PARK CITY — John Wilson had never run a race until some friends and family invited him to run the Ragnar Relay Wasatch Back this weekend.
While running 198 miles from Logan to Park City with 11 other people might seem like a pretty ambitious choice, Wilson said the combination of competition and camaraderie made the race a memorable experience.
“I thought it was awesome,” said the 46-year-old who moved to Farmington from California just a few months ago. “This many people running at the same time, it’s pretty darn well-organized.”
Wilson shared pizza with his teammates at the post-race party at Park City High School, and the people he ran with echoed his sentiments.
“The course was beautiful,” said one woman, to which Mark Quillen, 38, added: “And hard. That’s what made it so special — there were really challenging legs with long distances, but they make it so people who aren’t runners … can participate.”
Weber State teams won both the men’s and women’s divisions this year, which was the 10th anniversary of the race. The Weber State men’s team won for the first time since 2007 with a time of 19:02:36. The group was made up of six current runners and six alumni.
“We had a young guy van and an old guy van,” said Corbin Talley, who helped organize the group that ran Saturday.
Meanwhile, Talley’s wife Stefanie is an alumna of Weber State and ran with the WSU Wonder Women. Her team won for the second time, finishing in 24 hours and 40 minutes.

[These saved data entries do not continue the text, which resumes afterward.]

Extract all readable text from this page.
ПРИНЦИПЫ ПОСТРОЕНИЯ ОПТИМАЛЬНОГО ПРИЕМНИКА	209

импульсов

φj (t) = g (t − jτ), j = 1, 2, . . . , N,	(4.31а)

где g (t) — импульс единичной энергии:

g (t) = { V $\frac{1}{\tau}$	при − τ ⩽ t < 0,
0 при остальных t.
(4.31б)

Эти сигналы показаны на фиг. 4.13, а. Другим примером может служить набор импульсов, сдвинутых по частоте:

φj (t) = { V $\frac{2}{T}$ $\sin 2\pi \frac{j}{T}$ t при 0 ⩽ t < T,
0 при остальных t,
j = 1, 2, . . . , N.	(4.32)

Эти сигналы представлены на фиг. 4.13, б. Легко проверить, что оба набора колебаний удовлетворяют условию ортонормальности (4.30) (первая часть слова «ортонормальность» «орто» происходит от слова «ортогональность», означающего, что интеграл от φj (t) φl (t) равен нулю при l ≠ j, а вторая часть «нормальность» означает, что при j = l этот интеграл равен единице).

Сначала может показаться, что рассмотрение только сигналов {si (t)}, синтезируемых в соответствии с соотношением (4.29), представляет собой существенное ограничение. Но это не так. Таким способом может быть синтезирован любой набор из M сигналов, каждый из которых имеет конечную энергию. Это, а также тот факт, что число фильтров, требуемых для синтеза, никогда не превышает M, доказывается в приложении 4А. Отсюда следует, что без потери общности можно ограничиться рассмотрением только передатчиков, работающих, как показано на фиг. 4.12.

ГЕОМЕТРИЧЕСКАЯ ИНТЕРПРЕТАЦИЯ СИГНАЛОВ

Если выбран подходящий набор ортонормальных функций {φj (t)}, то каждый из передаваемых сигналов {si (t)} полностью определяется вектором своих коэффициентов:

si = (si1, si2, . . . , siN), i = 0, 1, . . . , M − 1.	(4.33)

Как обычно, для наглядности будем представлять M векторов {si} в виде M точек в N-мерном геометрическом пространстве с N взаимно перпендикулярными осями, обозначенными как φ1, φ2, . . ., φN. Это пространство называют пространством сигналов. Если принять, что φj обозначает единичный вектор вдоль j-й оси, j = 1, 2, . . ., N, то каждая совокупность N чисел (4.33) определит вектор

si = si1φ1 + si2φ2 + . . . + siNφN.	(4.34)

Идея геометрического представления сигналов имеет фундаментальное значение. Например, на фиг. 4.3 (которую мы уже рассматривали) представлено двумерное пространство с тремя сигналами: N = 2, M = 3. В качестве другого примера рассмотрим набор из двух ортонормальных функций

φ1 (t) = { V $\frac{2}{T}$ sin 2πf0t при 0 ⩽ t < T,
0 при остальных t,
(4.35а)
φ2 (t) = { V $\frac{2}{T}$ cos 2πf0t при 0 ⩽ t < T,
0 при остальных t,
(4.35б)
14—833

“Weber State’s teams have always ... in the top three, but this is the first time we’ve both won the same year,” Talley said.
In fact, in the 10 years since the race started, it’s been either Weber State or BYU teams that have won every year except one. Talley said they put together what they felt was a team that could avenge last year’s loss, but found out Friday that the Cougars didn’t enter a team.
“We were way disappointed,” he said. So they decided to try and beat BYU’s winning time from last year’s race.
“We beat it by five minutes,” he said.
In the Wasatch Back, competitive runners like Talley compete alongside people like Wilson and Perry's Marissa Nelson. Whether they're trying to win or just happy to be participating, runners say the unique atmosphere is what keeps them coming back each year.
“We always take it pretty serious,” Talley said. “Every time we get out of the van, we’re ready to run. It’s kind of fun for the alumni who don’t get to race very much. … We get back together, challenge each other, and still have a lot of pride in what we did when we were there.”
Wilson said he agreed to run because his family promised him a good time.
“The part I liked was everybody cheers everyone else on,” Wilson said. “It was cool to do something hard together.” Nelson said she was running her second Ragnar this weekend with family and friends.
“We had a ball,” she said. “The running is almost a side part. You’re laughing and joking and being silly and then you’re like, ‘Oh, dang, I guess we’ve got to get out and run.”
Her teammate, Skye Barnard, 35, said he agreed to run because of the challenge.
“I think the team effort is a lot of fun,” he said. “And it’s beautiful country.”
This year’s race was the 10th anniversary of the relay that has spawned similar long-distance relay races across the country. Saturday was designated “Ragnar Day” by Utah Gov. Gary Herbert last week. More than 17,000 people on 1,500 teams participated in the three-day event that began Thursday at Utah State and ended Saturday night at Park City High.